I once watched Vicky Noble, the author of the Motherpeace Tarot, among other works, lead a group of women in song. It was a simple and beautiful chant, one that she asked the women to sing for one hour without stopping. For those of us living hectic lives, an hour can seem like an eternity. But anyone who has watched tribal rituals go on for a day--or several days--knows that 60 minutes is not a long time at all. Chanting non-stop for an hour was a powerful lesson. By singing the same verse over and over, we left our workaday selves behind and allowed time to stop. We no longer noticed the passing of seconds and minutes. Our internal thoughts became still, and we entered a peaceful, meditative and healing moment.
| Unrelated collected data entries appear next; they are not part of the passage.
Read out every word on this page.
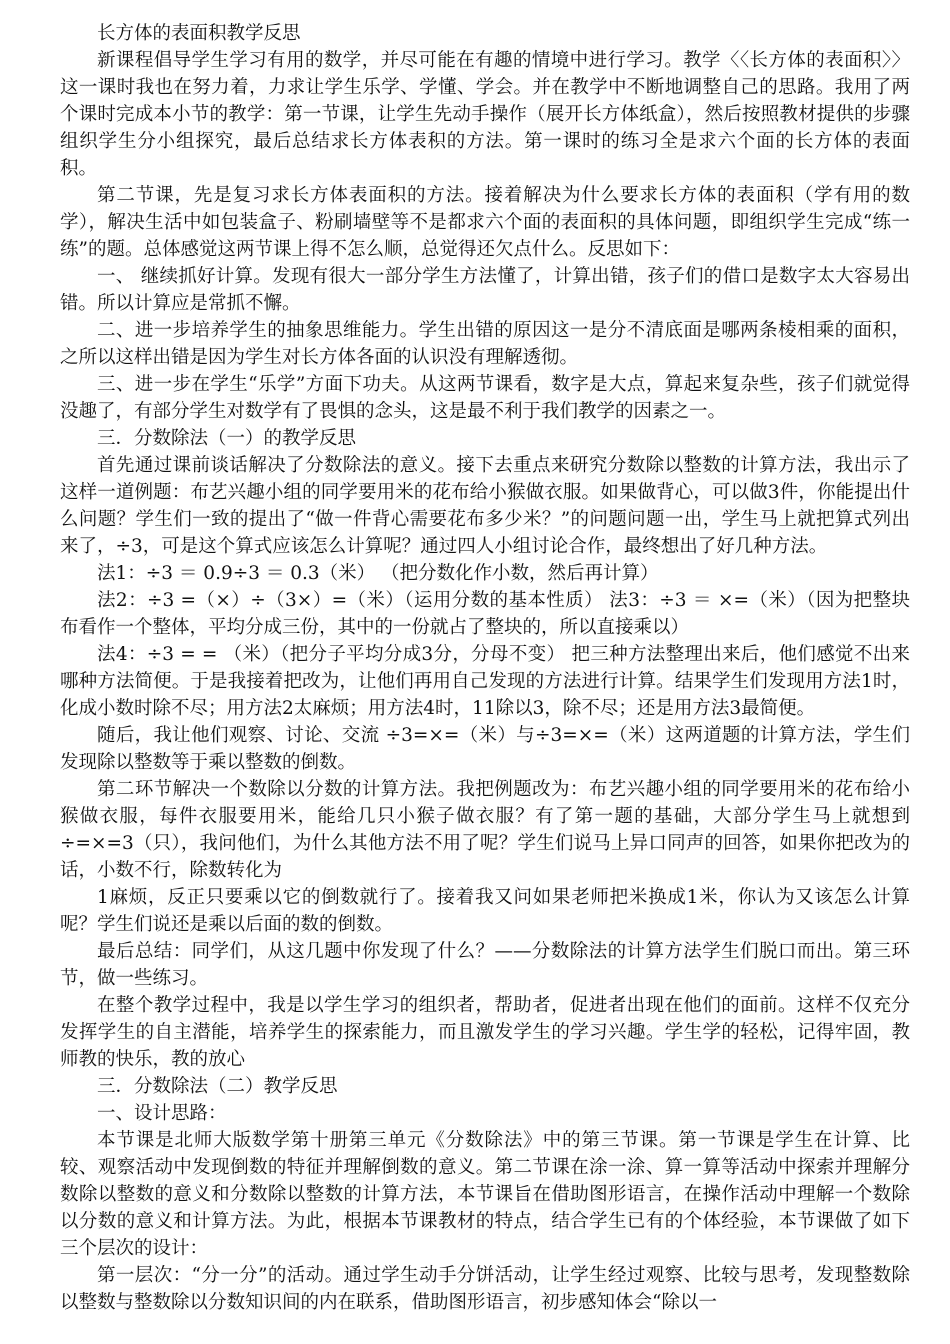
长方体的表面积教学反思

新课程倡导学生学习有用的数学，并尽可能在有趣的情境中进行学习。教学〈〈长方体的表面积〉〉这一课时我也在努力着，力求让学生乐学、学懂、学会。并在教学中不断地调整自己的思路。我用了两个课时完成本小节的教学：第一节课，让学生先动手操作（展开长方体纸盒），然后按照教材提供的步骤组织学生分小组探究，最后总结求长方体表积的方法。第一课时的练习全是求六个面的长方体的表面积。

第二节课，先是复习求长方体表面积的方法。接着解决为什么要求长方体的表面积（学有用的数学），解决生活中如包装盒子、粉刷墙壁等不是都求六个面的表面积的具体问题，即组织学生完成“练一练”的题。总体感觉这两节课上得不怎么顺，总觉得还欠点什么。反思如下：

一、 继续抓好计算。发现有很大一部分学生方法懂了，计算出错，孩子们的借口是数字太大容易出错。所以计算应是常抓不懈。

二、进一步培养学生的抽象思维能力。学生出错的原因这一是分不清底面是哪两条棱相乘的面积，之所以这样出错是因为学生对长方体各面的认识没有理解透彻。

三、进一步在学生“乐学”方面下功夫。从这两节课看，数字是大点，算起来复杂些，孩子们就觉得没趣了，有部分学生对数学有了畏惧的念头，这是最不利于我们教学的因素之一。

三．分数除法（一）的教学反思

首先通过课前谈话解决了分数除法的意义。接下去重点来研究分数除以整数的计算方法，我出示了这样一道例题：布艺兴趣小组的同学要用米的花布给小猴做衣服。如果做背心，可以做3件，你能提出什么问题？学生们一致的提出了“做一件背心需要花布多少米？”的问题问题一出，学生马上就把算式列出来了，÷3，可是这个算式应该怎么计算呢？通过四人小组讨论合作，最终想出了好几种方法。

法1：÷3 ＝ 0.9÷3 ＝ 0.3（米） （把分数化作小数，然后再计算）

法2：÷3 =（×）÷（3×）=（米）（运用分数的基本性质） 法3：÷3 ＝ ×=（米）（因为把整块布看作一个整体，平均分成三份，其中的一份就占了整块的，所以直接乘以）

法4：÷3 = = （米）（把分子平均分成3分，分母不变） 把三种方法整理出来后，他们感觉不出来哪种方法简便。于是我接着把改为，让他们再用自己发现的方法进行计算。结果学生们发现用方法1时，化成小数时除不尽；用方法2太麻烦；用方法4时，11除以3，除不尽；还是用方法3最简便。

随后，我让他们观察、讨论、交流 ÷3=×=（米）与÷3=×=（米）这两道题的计算方法，学生们发现除以整数等于乘以整数的倒数。

第二环节解决一个数除以分数的计算方法。我把例题改为：布艺兴趣小组的同学要用米的花布给小猴做衣服，每件衣服要用米，能给几只小猴子做衣服？有了第一题的基础，大部分学生马上就想到÷=×=3（只），我问他们，为什么其他方法不用了呢？学生们说马上异口同声的回答，如果你把改为的话，小数不行，除数转化为

1麻烦，反正只要乘以它的倒数就行了。接着我又问如果老师把米换成1米，你认为又该怎么计算呢？学生们说还是乘以后面的数的倒数。

最后总结：同学们，从这几题中你发现了什么？——分数除法的计算方法学生们脱口而出。第三环节，做一些练习。

在整个教学过程中，我是以学生学习的组织者，帮助者，促进者出现在他们的面前。这样不仅充分发挥学生的自主潜能，培养学生的探索能力，而且激发学生的学习兴趣。学生学的轻松，记得牢固，教师教的快乐，教的放心

三．分数除法（二）教学反思

一、设计思路：

本节课是北师大版数学第十册第三单元《分数除法》中的第三节课。第一节课是学生在计算、比较、观察活动中发现倒数的特征并理解倒数的意义。第二节课在涂一涂、算一算等活动中探索并理解分数除以整数的意义和分数除以整数的计算方法，本节课旨在借助图形语言，在操作活动中理解一个数除以分数的意义和计算方法。为此，根据本节课教材的特点，结合学生已有的个体经验，本节课做了如下三个层次的设计：

第一层次：“分一分”的活动。通过学生动手分饼活动，让学生经过观察、比较与思考，发现整数除以整数与整数除以分数知识间的内在联系，借助图形语言，初步感知体会“除以一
Another lesson that the Earth traditions give us is a recognition of our roots. No matter what our religious background, our holidays are often superficial and, in fact, superstitious. The word "superstition" comes from a word that means "remains." So our secular celebrations of Christmas with trees, wreaths, and mistletoe are but the "remains" of deeper practices from ancient festivals that understood the passage of the seasons, the traditions of ancestors.

But of all the things that prevent us from encountering the sacred, it is the split between spirit and matter that seems most problematic. Remember Plato's cave--the notion that we human beings are prisoners who only see shadows of the real, that matter is nothing, and that mind and spirit are the only realities. This idea, which some have called the most poisonous gift we have received from the ancient Greeks, divorces us from our body, from the earth, and from an understanding of the wholeness of creation.

One of the quotations I have struggled with is the one on religion by Karl Marx: "Religion is the opiate of the people." Most of us think of Marx as militantly anti-religion, a total materialist. But very few people in America are familiar with the whole passage, fewer have spent any time pondering its meaning. Marx wrote:

Religion is the sigh of the hard pressed, the heart of a heartless world, the opiate of the people.
Religion is the flowers with which man's chains are decked. Criticism of religion disillusions man, not so that he may wear his chains without the comfort of illusions, but so that he may break the chains and pluck the living flower.
Since this passage was written by Marx in his younger and more humanistic phase, I have wondered what he meant by "living flowers." Was he, in fact, struggling to reconcile spirit with matter before he lost heart? Sometimes I imagine that what he was really trying to say was that there is a distinction between real spirituality and the oppressive religions of church and state. Perhaps the "living flowers" represent the deep spirituality that can exist when there is no longer a split between the world of matter and the world of spirit.